[llvm] Add constant-folding for unary NVVM intrinsics (PR #141233)

Thu Jul 10 11:20:13 PDT 2025

================
@@ -2548,6 +2653,170 @@ static Constant *ConstantFoldScalarCall1(StringRef Name,
         return ConstantFoldFP(atan, APF, Ty);
       case Intrinsic::sqrt:
         return ConstantFoldFP(sqrt, APF, Ty);
+
+      // NVVM Intrinsics:
+      case Intrinsic::nvvm_ceil_ftz_f:
+      case Intrinsic::nvvm_ceil_f:
+      case Intrinsic::nvvm_ceil_d:
+        return ConstantFoldFP(
+            ceil, APF, Ty,
+            nvvm::GetNVVMDenromMode(
+                nvvm::UnaryMathIntrinsicShouldFTZ(IntrinsicID)));
+
+      case Intrinsic::nvvm_cos_approx_ftz_f:
+      case Intrinsic::nvvm_cos_approx_f:
+        return ConstantFoldFP(
+            cos, APF, Ty,
+            nvvm::GetNVVMDenromMode(
+                nvvm::UnaryMathIntrinsicShouldFTZ(IntrinsicID)));
+
+      case Intrinsic::nvvm_ex2_approx_ftz_f:
+      case Intrinsic::nvvm_ex2_approx_d:
+      case Intrinsic::nvvm_ex2_approx_f:
+        return ConstantFoldFP(
+            exp2, APF, Ty,
+            nvvm::GetNVVMDenromMode(
+                (nvvm::UnaryMathIntrinsicShouldFTZ(IntrinsicID))));
----------------
Artem-B wrote:

> I believe in the vast majority of cases, users won't be requiring bit-exact evaluation of approx intrinsics,

The common failure pattern is that a user may have a test checking for the "golden" values, and that test will be passing/failing depending on the optimization level. They may not even be aware that an imprecise intrinsic was used somewhere under the hood. Granted, those tests usually come with precision/tolerance knobs, and can usually be fixed by relaxing the expected range of results, but I do expect to see some amount of unexpected trouble on the user's end. 

Probably not a showstopper.

> The LLVM versions of these intrinsics like llvm.sin, llvm.exp2 etc. are already folded using math library calls in this way, and can also cause similar precision mismatches

I think the difference here is in the degree of the mismatches.

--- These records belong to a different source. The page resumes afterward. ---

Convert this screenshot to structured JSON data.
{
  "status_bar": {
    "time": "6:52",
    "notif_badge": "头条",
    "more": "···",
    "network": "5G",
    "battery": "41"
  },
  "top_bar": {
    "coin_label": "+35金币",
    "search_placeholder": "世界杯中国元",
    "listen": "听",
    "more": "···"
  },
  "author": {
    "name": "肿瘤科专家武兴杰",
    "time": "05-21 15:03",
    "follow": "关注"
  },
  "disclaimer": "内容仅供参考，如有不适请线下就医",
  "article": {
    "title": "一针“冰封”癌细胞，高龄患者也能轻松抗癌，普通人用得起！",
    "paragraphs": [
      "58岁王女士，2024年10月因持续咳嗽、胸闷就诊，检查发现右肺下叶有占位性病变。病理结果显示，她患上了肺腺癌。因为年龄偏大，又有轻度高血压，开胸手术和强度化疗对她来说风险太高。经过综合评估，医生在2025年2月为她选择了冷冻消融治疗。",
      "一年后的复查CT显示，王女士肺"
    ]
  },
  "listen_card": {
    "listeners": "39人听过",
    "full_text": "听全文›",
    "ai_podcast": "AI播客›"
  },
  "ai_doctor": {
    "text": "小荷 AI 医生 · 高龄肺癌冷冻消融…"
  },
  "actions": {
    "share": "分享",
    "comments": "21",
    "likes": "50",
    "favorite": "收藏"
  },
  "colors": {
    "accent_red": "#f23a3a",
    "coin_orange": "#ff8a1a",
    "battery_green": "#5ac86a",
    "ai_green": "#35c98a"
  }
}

Both LLVM intrinsics and the math library are expected to give you very close results. Maybe not identical, but close (@jhuber6 are there any formal guarantees on that?). However, many GPU intrinsics have higher ULP errors and are not IEEE compliant.
https://docs.nvidia.com/cuda/cuda-c-programming-guide/#mathematical-functions-appendix

Is there a specific limit on how much of a difference is OK? I assume that the "too much of a difference" boundary does exist and that we're not crossing it.

https://github.com/llvm/llvm-project/pull/141233